Estamos falando da chatice mesmo, algo que a  sociedade moderna tornou imperativa, e cruel, porque se sobrepõe à liberdade, pelo menos,  de se pensar.   É  tão chato um vírus em seu computador como uma secretária eletrônica lhe atendendo. A felicidade obrigatória dos livros de autoajuda é tão chata quanto o strip-tease sentimental do facebook e a chatice de ser obrigado a votar é tão chata quanto  a corrupção que vem  depois. Mas a chatice só ganha contornos de algo avassalador quando o que já é chato em si mesmo evolui para tornar-se ainda mais chato. Como por  exemplo: durante muito se pensava que não podia existir algo tão chato quanto música sertaneja, mas logo surgiu a música sertaneja universitária o que  faz com que se tenha saudade da primeira – dá pra acreditar? Quando se pensava que não poderia haver alguém tão chato quanto Pedro Bial eis que o colocaram para dirigir o programa mais chato que alguém poderia inventar, o tal Big-Brother. Esse é, pois, o drama do século: a modernidade tornou-se especialista no poder de aprimorar a chatice.


                                     




                                   Donde vem a primeira tentativa de definir o que seja a chatice. Chatice seria  a tendência que têm as aporrinhações irremediáveis de se transformarem, naturalmente, em torturas. Mas, peraí...A isso não se deveria chamar, ao invés, chatice crônica? Sim, porque, por definição, chatice crônica deveria  ser uma coisa e chatice outra. E agora? Estamos vendo que o pior da chatice é justamente isso: não existem termos capazes de classificar exatamente o que seja ela.

                                   E não seriam todas as definições da chatice tão chatas porque necessariamente insuficientes?  Fernando Sabino o escritor mineiro tinha uma boa interpretação do que é ser enjoado quando dizia: “Chato é aquele que te rouba a solidão sem te fazer companhia.” Montagne, o filósofo, dizia que toda infelicidade do homem principia em não conseguir ficar sozinho em seu próprio quarto. Alguns dirão que Montagne era um chato. Claro que Montagne não era chato, muito menos o que fazia no quarto ( considerando que não havia revista Playboy nesse tempo, e nem pornografias via celulares).

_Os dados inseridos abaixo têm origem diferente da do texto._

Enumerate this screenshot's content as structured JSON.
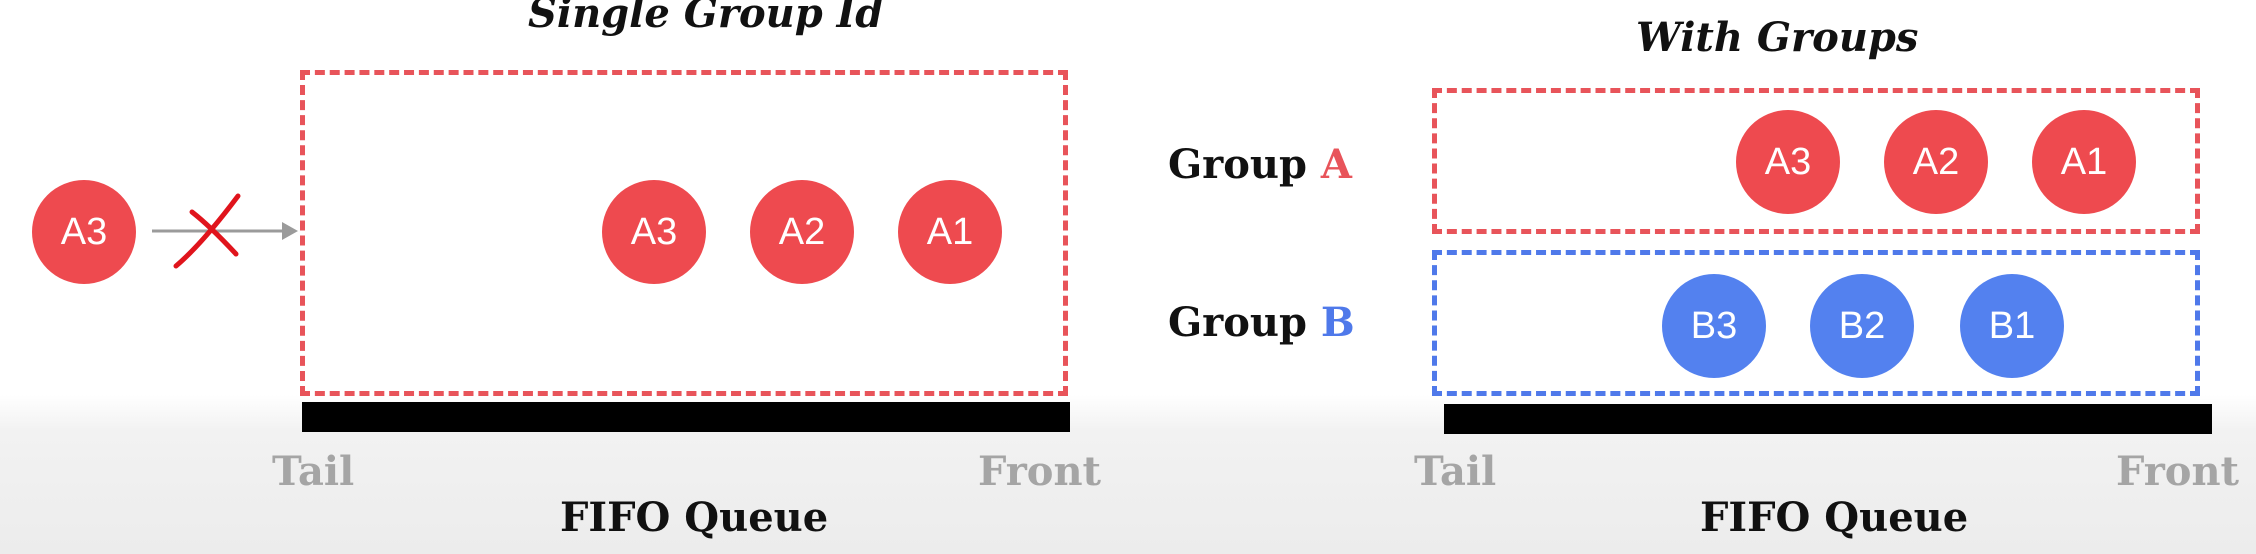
{
  "left": {
    "title": "Single Group Id",
    "incoming_message": "A3",
    "queue_messages": [
      "A3",
      "A2",
      "A1"
    ],
    "tail_label": "Tail",
    "front_label": "Front",
    "queue_label": "FIFO Queue"
  },
  "right": {
    "title": "With Groups",
    "group_a": {
      "prefix": "Group",
      "letter": "A",
      "messages": [
        "A3",
        "A2",
        "A1"
      ]
    },
    "group_b": {
      "prefix": "Group",
      "letter": "B",
      "messages": [
        "B3",
        "B2",
        "B1"
      ]
    },
    "tail_label": "Tail",
    "front_label": "Front",
    "queue_label": "FIFO Queue"
  },
  "colors": {
    "red": "#e8545a",
    "blue": "#4f79ea",
    "message_red": "#ee4a4f",
    "message_blue": "#5381ef",
    "muted_label": "#a5a5a5",
    "cross": "#e0141c"
  },
  "icons": {
    "blocked_arrow": "arrow-with-x-icon"
  }
}
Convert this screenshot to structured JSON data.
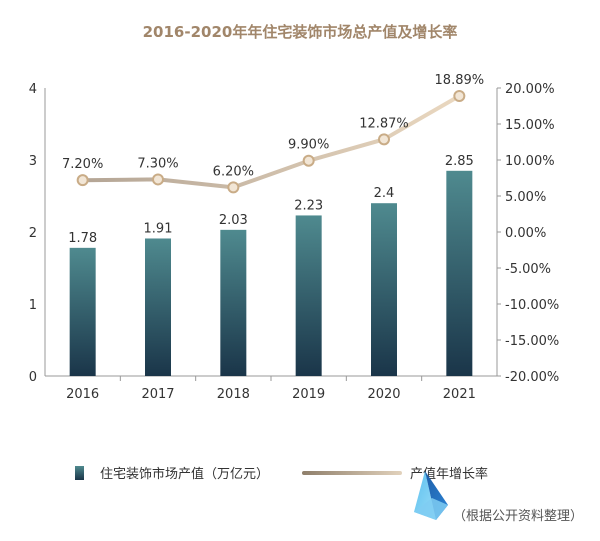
{
  "chart_data": {
    "type": "bar",
    "title": "2016-2020年年住宅装饰市场总产值及增长率",
    "categories": [
      "2016",
      "2017",
      "2018",
      "2019",
      "2020",
      "2021"
    ],
    "left_axis": {
      "ylim": [
        0,
        4
      ],
      "ticks": [
        "0",
        "1",
        "2",
        "3",
        "4"
      ]
    },
    "right_axis": {
      "ylim": [
        -20,
        20
      ],
      "ticks": [
        "-20.00%",
        "-15.00%",
        "-10.00%",
        "-5.00%",
        "0.00%",
        "5.00%",
        "10.00%",
        "15.00%",
        "20.00%"
      ]
    },
    "series": [
      {
        "name": "住宅装饰市场产值（万亿元）",
        "type": "bar",
        "axis": "left",
        "values": [
          1.78,
          1.91,
          2.03,
          2.23,
          2.4,
          2.85
        ],
        "labels": [
          "1.78",
          "1.91",
          "2.03",
          "2.23",
          "2.4",
          "2.85"
        ]
      },
      {
        "name": "产值年增长率",
        "type": "line",
        "axis": "right",
        "values": [
          7.2,
          7.3,
          6.2,
          9.9,
          12.87,
          18.89
        ],
        "labels": [
          "7.20%",
          "7.30%",
          "6.20%",
          "9.90%",
          "12.87%",
          "18.89%"
        ]
      }
    ],
    "grid": false,
    "legend_position": "bottom",
    "note": "（根据公开资料整理）",
    "colors": {
      "bar_top": "#4f8a8f",
      "bar_bottom": "#1a3549",
      "line": "#d6c1a5",
      "marker_fill": "#f2e6d6",
      "marker_stroke": "#c9ac87",
      "title": "#a1866a",
      "axis": "#999999"
    }
  }
}
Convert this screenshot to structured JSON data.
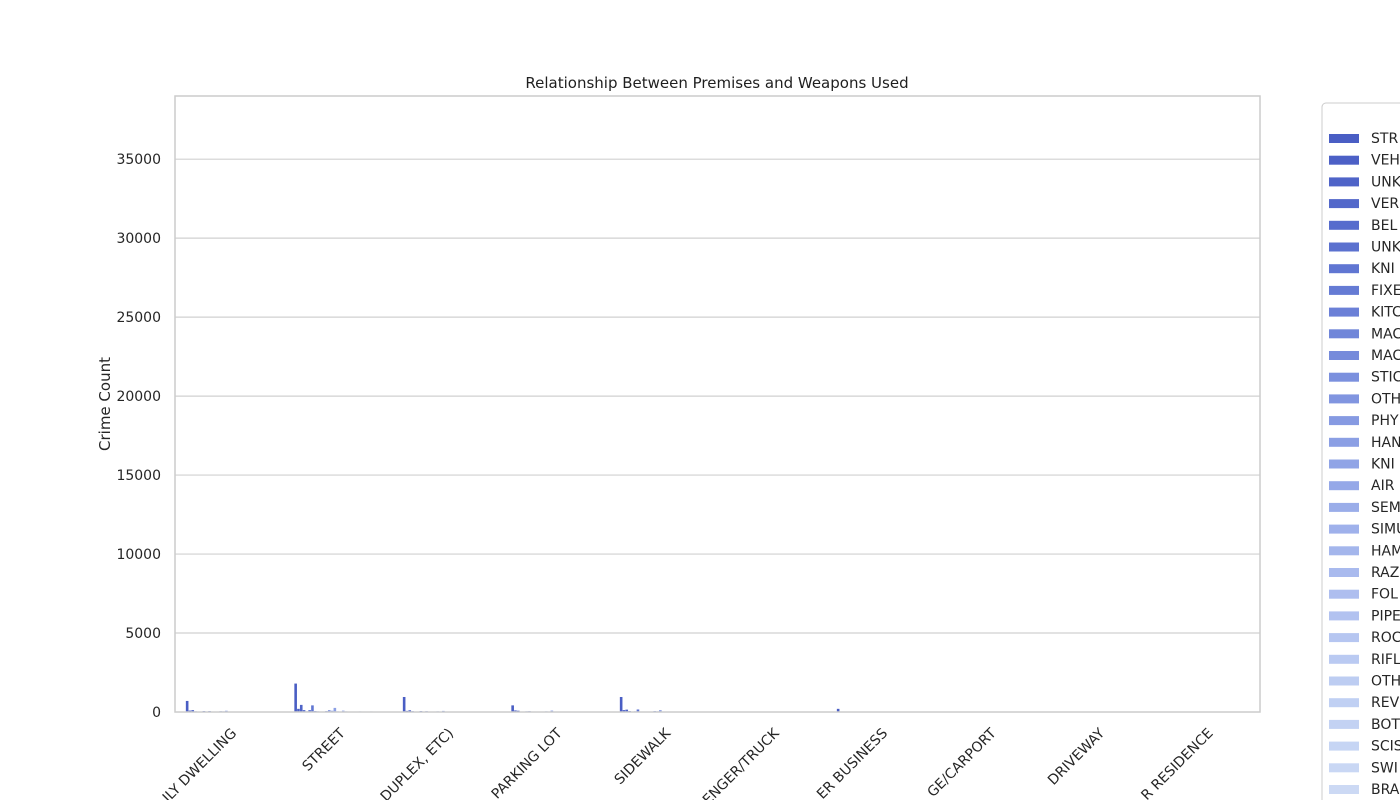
{
  "chart_data": {
    "type": "bar",
    "title": "Relationship Between Premises and Weapons Used",
    "xlabel": "",
    "ylabel": "Crime Count",
    "ylim": [
      0,
      39000
    ],
    "yticks": [
      0,
      5000,
      10000,
      15000,
      20000,
      25000,
      30000,
      35000
    ],
    "grid": true,
    "legend_placement": "right, clipped at page edge",
    "categories": [
      "ILY DWELLING",
      "STREET",
      "DUPLEX, ETC)",
      "PARKING LOT",
      "SIDEWALK",
      "ENGER/TRUCK",
      "ER BUSINESS",
      "GE/CARPORT",
      "DRIVEWAY",
      "R RESIDENCE"
    ],
    "series": [
      {
        "name": "STR",
        "color": "#4a5ec4",
        "values": [
          700,
          1800,
          950,
          420,
          950,
          30,
          200,
          20,
          15,
          15
        ]
      },
      {
        "name": "VEH",
        "color": "#4c60c6",
        "values": [
          90,
          200,
          70,
          100,
          120,
          20,
          20,
          5,
          10,
          5
        ]
      },
      {
        "name": "UNK",
        "color": "#4f64c8",
        "values": [
          120,
          450,
          110,
          80,
          150,
          15,
          20,
          5,
          5,
          5
        ]
      },
      {
        "name": "VER",
        "color": "#5368ca",
        "values": [
          40,
          120,
          50,
          30,
          60,
          10,
          10,
          5,
          5,
          5
        ]
      },
      {
        "name": "BEL",
        "color": "#576ccd",
        "values": [
          20,
          40,
          15,
          10,
          15,
          5,
          5,
          2,
          2,
          2
        ]
      },
      {
        "name": "UNK",
        "color": "#5b71cf",
        "values": [
          30,
          120,
          30,
          40,
          40,
          10,
          10,
          3,
          3,
          3
        ]
      },
      {
        "name": "KNI",
        "color": "#6076d2",
        "values": [
          60,
          420,
          60,
          50,
          160,
          10,
          20,
          5,
          5,
          5
        ]
      },
      {
        "name": "FIXE",
        "color": "#657bd4",
        "values": [
          20,
          60,
          20,
          15,
          30,
          5,
          5,
          2,
          2,
          2
        ]
      },
      {
        "name": "KITC",
        "color": "#6b80d7",
        "values": [
          60,
          40,
          50,
          10,
          20,
          3,
          5,
          2,
          2,
          3
        ]
      },
      {
        "name": "MAC",
        "color": "#7086d9",
        "values": [
          10,
          30,
          10,
          10,
          10,
          3,
          3,
          1,
          1,
          1
        ]
      },
      {
        "name": "MAC",
        "color": "#768bdb",
        "values": [
          10,
          20,
          10,
          5,
          10,
          2,
          2,
          1,
          1,
          1
        ]
      },
      {
        "name": "STIC",
        "color": "#7b90de",
        "values": [
          30,
          60,
          20,
          20,
          30,
          5,
          5,
          2,
          2,
          2
        ]
      },
      {
        "name": "OTH",
        "color": "#8195e0",
        "values": [
          50,
          120,
          40,
          40,
          60,
          10,
          15,
          3,
          3,
          3
        ]
      },
      {
        "name": "PHY",
        "color": "#869ae2",
        "values": [
          40,
          80,
          30,
          30,
          40,
          5,
          10,
          2,
          2,
          2
        ]
      },
      {
        "name": "HAN",
        "color": "#8b9fe4",
        "values": [
          80,
          260,
          70,
          90,
          120,
          20,
          25,
          5,
          5,
          5
        ]
      },
      {
        "name": "KNI",
        "color": "#90a4e6",
        "values": [
          15,
          40,
          15,
          10,
          20,
          3,
          3,
          1,
          1,
          1
        ]
      },
      {
        "name": "AIR",
        "color": "#95a8e8",
        "values": [
          10,
          30,
          10,
          10,
          10,
          3,
          3,
          1,
          1,
          1
        ]
      },
      {
        "name": "SEM",
        "color": "#9aade9",
        "values": [
          20,
          90,
          20,
          30,
          30,
          5,
          10,
          2,
          2,
          2
        ]
      },
      {
        "name": "SIMU",
        "color": "#9fb1eb",
        "values": [
          10,
          40,
          10,
          15,
          15,
          3,
          5,
          1,
          1,
          1
        ]
      },
      {
        "name": "HAM",
        "color": "#a4b6ec",
        "values": [
          10,
          15,
          10,
          5,
          5,
          2,
          2,
          1,
          1,
          1
        ]
      },
      {
        "name": "RAZ",
        "color": "#a9baee",
        "values": [
          5,
          15,
          5,
          3,
          5,
          1,
          1,
          1,
          1,
          1
        ]
      },
      {
        "name": "FOL",
        "color": "#aebeef",
        "values": [
          10,
          30,
          10,
          10,
          15,
          2,
          3,
          1,
          1,
          1
        ]
      },
      {
        "name": "PIPE",
        "color": "#b2c2f0",
        "values": [
          5,
          15,
          5,
          5,
          5,
          1,
          1,
          1,
          1,
          1
        ]
      },
      {
        "name": "ROC",
        "color": "#b6c6f1",
        "values": [
          10,
          40,
          10,
          10,
          20,
          3,
          3,
          1,
          1,
          1
        ]
      },
      {
        "name": "RIFL",
        "color": "#bacaf2",
        "values": [
          5,
          15,
          5,
          5,
          5,
          1,
          1,
          1,
          1,
          1
        ]
      },
      {
        "name": "OTH",
        "color": "#bdcdf2",
        "values": [
          10,
          20,
          10,
          5,
          10,
          2,
          2,
          1,
          1,
          1
        ]
      },
      {
        "name": "REV",
        "color": "#c0d0f3",
        "values": [
          5,
          25,
          5,
          5,
          5,
          1,
          2,
          1,
          1,
          1
        ]
      },
      {
        "name": "BOT",
        "color": "#c3d2f3",
        "values": [
          10,
          40,
          10,
          10,
          20,
          2,
          3,
          1,
          1,
          1
        ]
      },
      {
        "name": "SCIS",
        "color": "#c6d5f4",
        "values": [
          5,
          10,
          5,
          2,
          5,
          1,
          1,
          1,
          1,
          1
        ]
      },
      {
        "name": "SWI",
        "color": "#c9d7f4",
        "values": [
          3,
          10,
          3,
          2,
          3,
          1,
          1,
          1,
          1,
          1
        ]
      },
      {
        "name": "BRA",
        "color": "#ccd9f4",
        "values": [
          3,
          10,
          3,
          2,
          3,
          1,
          1,
          1,
          1,
          1
        ]
      }
    ]
  }
}
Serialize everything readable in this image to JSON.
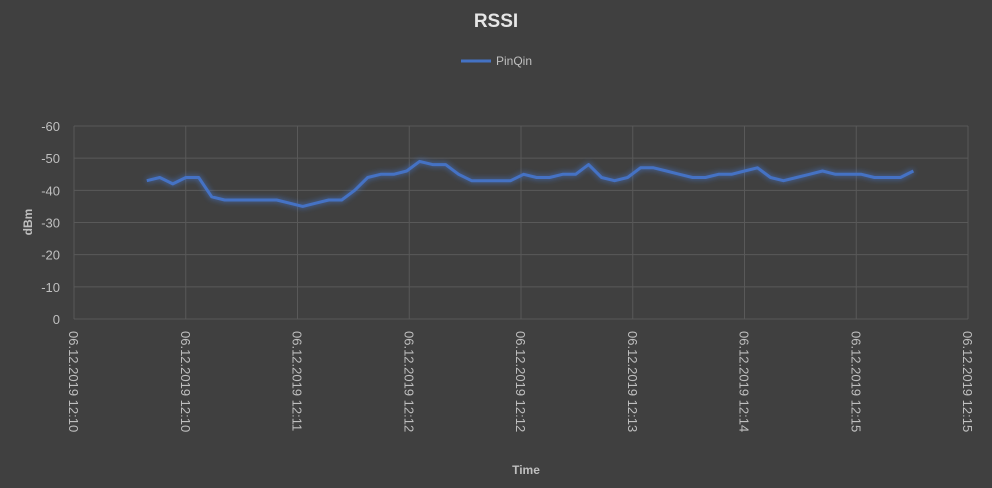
{
  "chart_data": {
    "type": "line",
    "title": "RSSI",
    "xlabel": "Time",
    "ylabel": "dBm",
    "ylim": [
      -60,
      0
    ],
    "y_reversed": true,
    "yticks": [
      "-60",
      "-50",
      "-40",
      "-30",
      "-20",
      "-10",
      "0"
    ],
    "xticks": [
      "06.12.2019 12:10",
      "06.12.2019 12:10",
      "06.12.2019 12:11",
      "06.12.2019 12:12",
      "06.12.2019 12:12",
      "06.12.2019 12:13",
      "06.12.2019 12:14",
      "06.12.2019 12:15",
      "06.12.2019 12:15"
    ],
    "xlim": [
      -5.6,
      63.2
    ],
    "grid": true,
    "legend_position": "top",
    "series": [
      {
        "name": "PinQin",
        "color": "#4472c4",
        "values": [
          -43,
          -44,
          -42,
          -44,
          -44,
          -38,
          -37,
          -37,
          -37,
          -37,
          -37,
          -36,
          -35,
          -36,
          -37,
          -37,
          -40,
          -44,
          -45,
          -45,
          -46,
          -49,
          -48,
          -48,
          -45,
          -43,
          -43,
          -43,
          -43,
          -45,
          -44,
          -44,
          -45,
          -45,
          -48,
          -44,
          -43,
          -44,
          -47,
          -47,
          -46,
          -45,
          -44,
          -44,
          -45,
          -45,
          -46,
          -47,
          -44,
          -43,
          -44,
          -45,
          -46,
          -45,
          -45,
          -45,
          -44,
          -44,
          -44,
          -46
        ]
      }
    ]
  }
}
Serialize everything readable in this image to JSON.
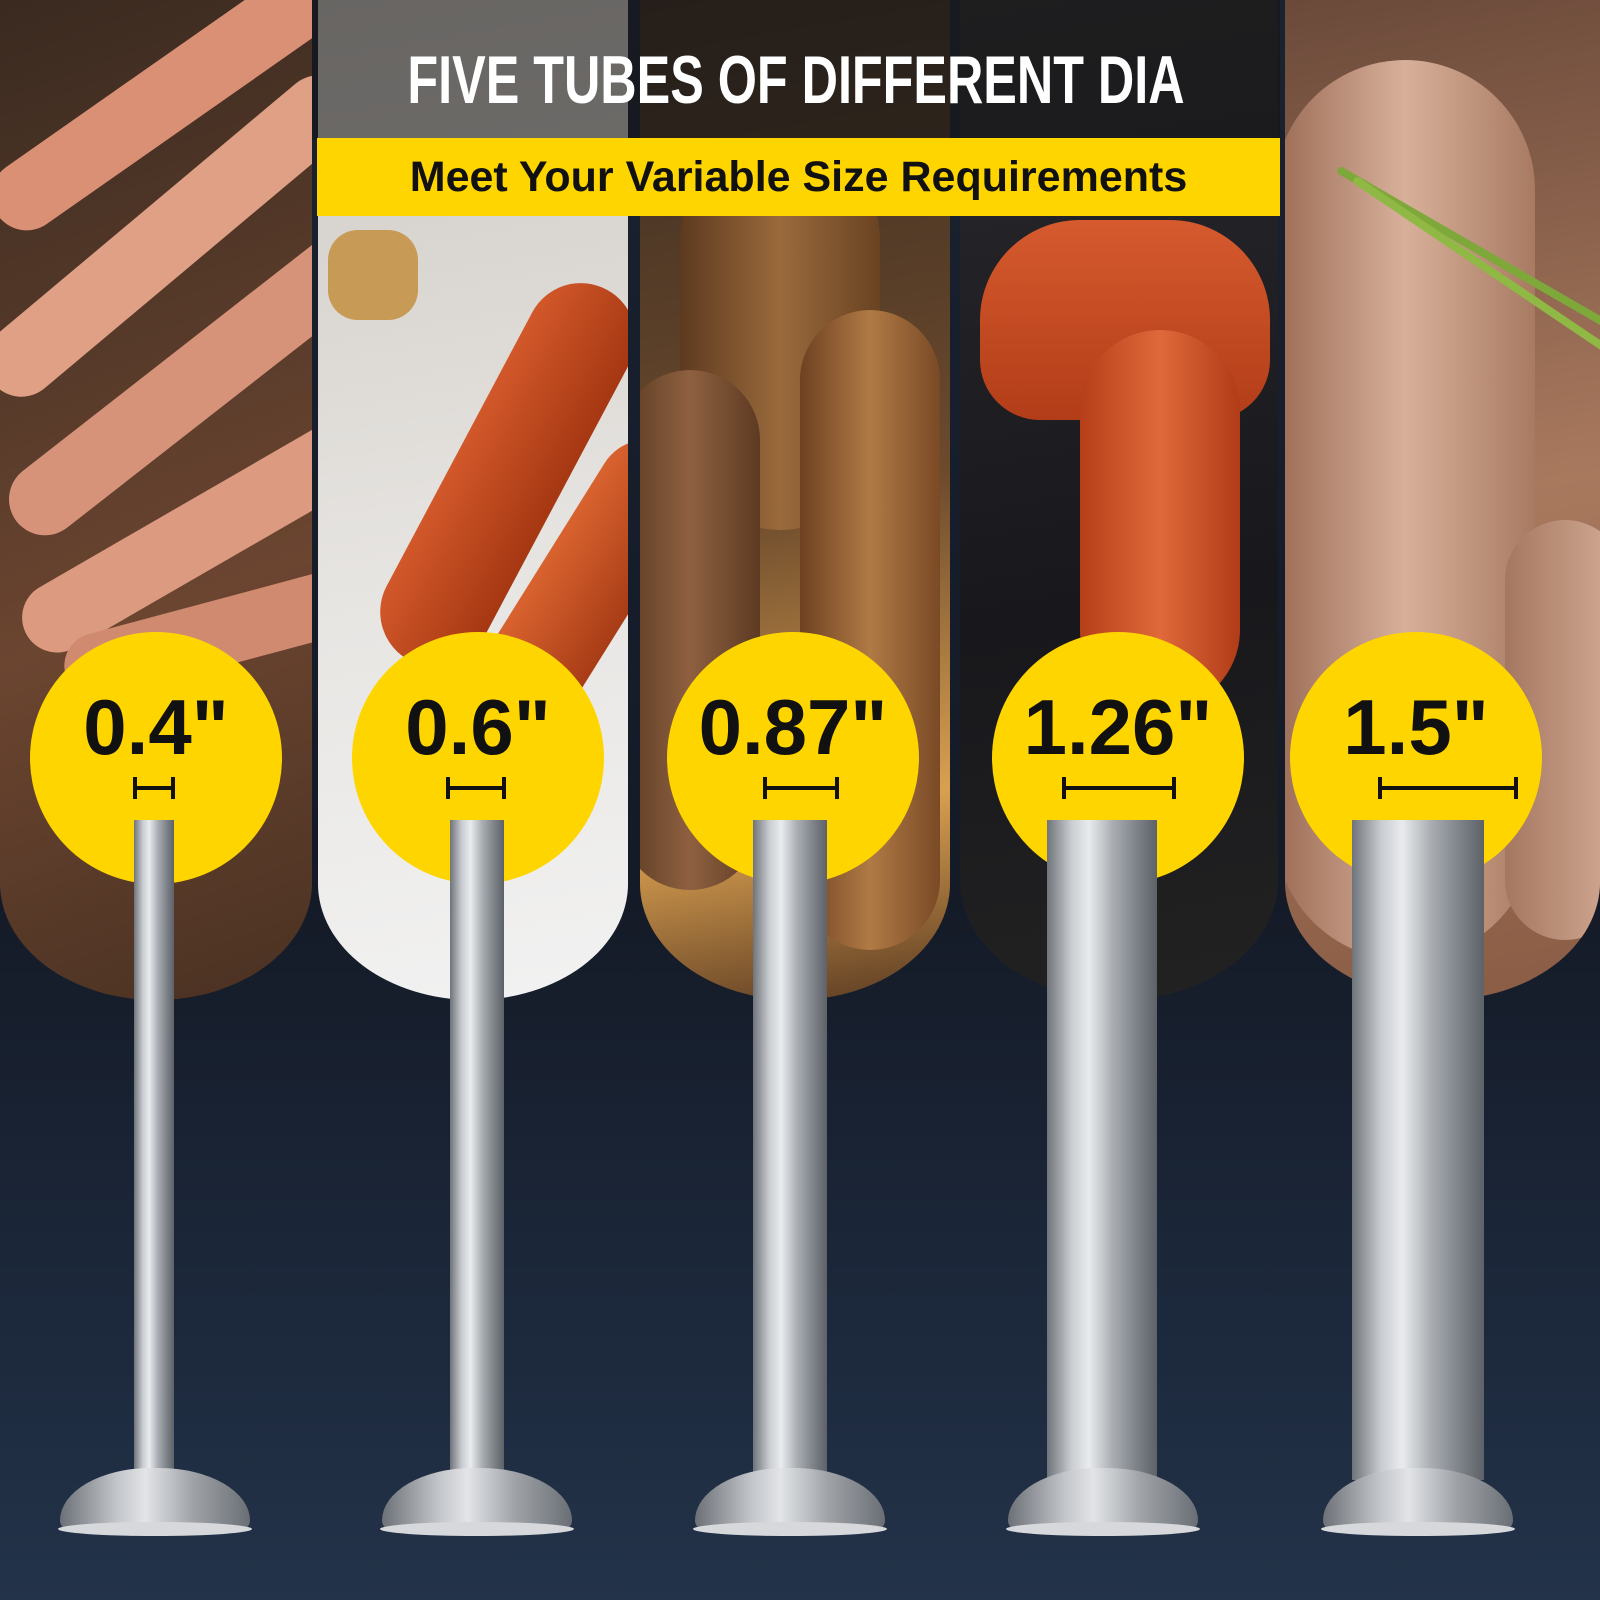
{
  "header": {
    "title": "FIVE TUBES OF DIFFERENT DIA",
    "subtitle": "Meet Your Variable Size Requirements"
  },
  "colors": {
    "accent_yellow": "#FFD500",
    "background": "#161c28",
    "tube_steel": "#b8bcc1"
  },
  "tubes": [
    {
      "diameter": "0.4\""
    },
    {
      "diameter": "0.6\""
    },
    {
      "diameter": "0.87\""
    },
    {
      "diameter": "1.26\""
    },
    {
      "diameter": "1.5\""
    }
  ]
}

                                   Outras definições surgem, de repente, nessa vã  tentativa de resumir o chato e a chatice em uma frase. Eis algumas delas:  
                     
1.“O chato é um fingidor. Finge tão completamente que consegue  tornar-se um chato ainda maior do que realmente é.”  Parodiando Fernando Pessoa.
                                    2.“A vida, às vezes parece chata, mas a outra opção é muito pior.”L.F.Veríssimo
                                   3. “Certos  escritores de autoajuda não são mais chatos não só porque o dia tem só vinte e quatro horas, mas porque o alfabeto só tem 23 letras”.                     
4. “Os chatos  parece que não morrem nunca. É fácil explicar: Deus
não os quer no céu,  nem o diabo no inferno.”
                                   5.“Somos um subproduto da chatice. Se a eternidade não fosse tão chata Deus não teria inventado o Big-Bang, por falta do que fazer.
                                   6. “A única vantagem de um sujeito ser escritor é que mesmo sendo um chato a vida inteira, pode se tornar, dependendo do que escreveu, um sujeito agradável depois dela”.
                                 7. “Nada a ver com a vida em si. O chato de se viver é que por mais que se tente fazer tudo certo as coisas acabam sempre irremediavelmente dando erradas. No final.”


                                                                  

                                       

                                   A considerar que, pelo menos uma das frases acima, seja merecedora de crédito  no árduo intuito de se chegar perto do que seja uma boa definição para o chato ou a chatice, já temos um bom começo para uma possível  Teoria Universal da Chatice. Se o leitor agüentou o cronista até aqui, de uma coisa pode ficar certo: a crônica até que não foi tão chata assim.  E, por favor, cuidado para não confundir chatice crônica com crônica chata. Obrigado!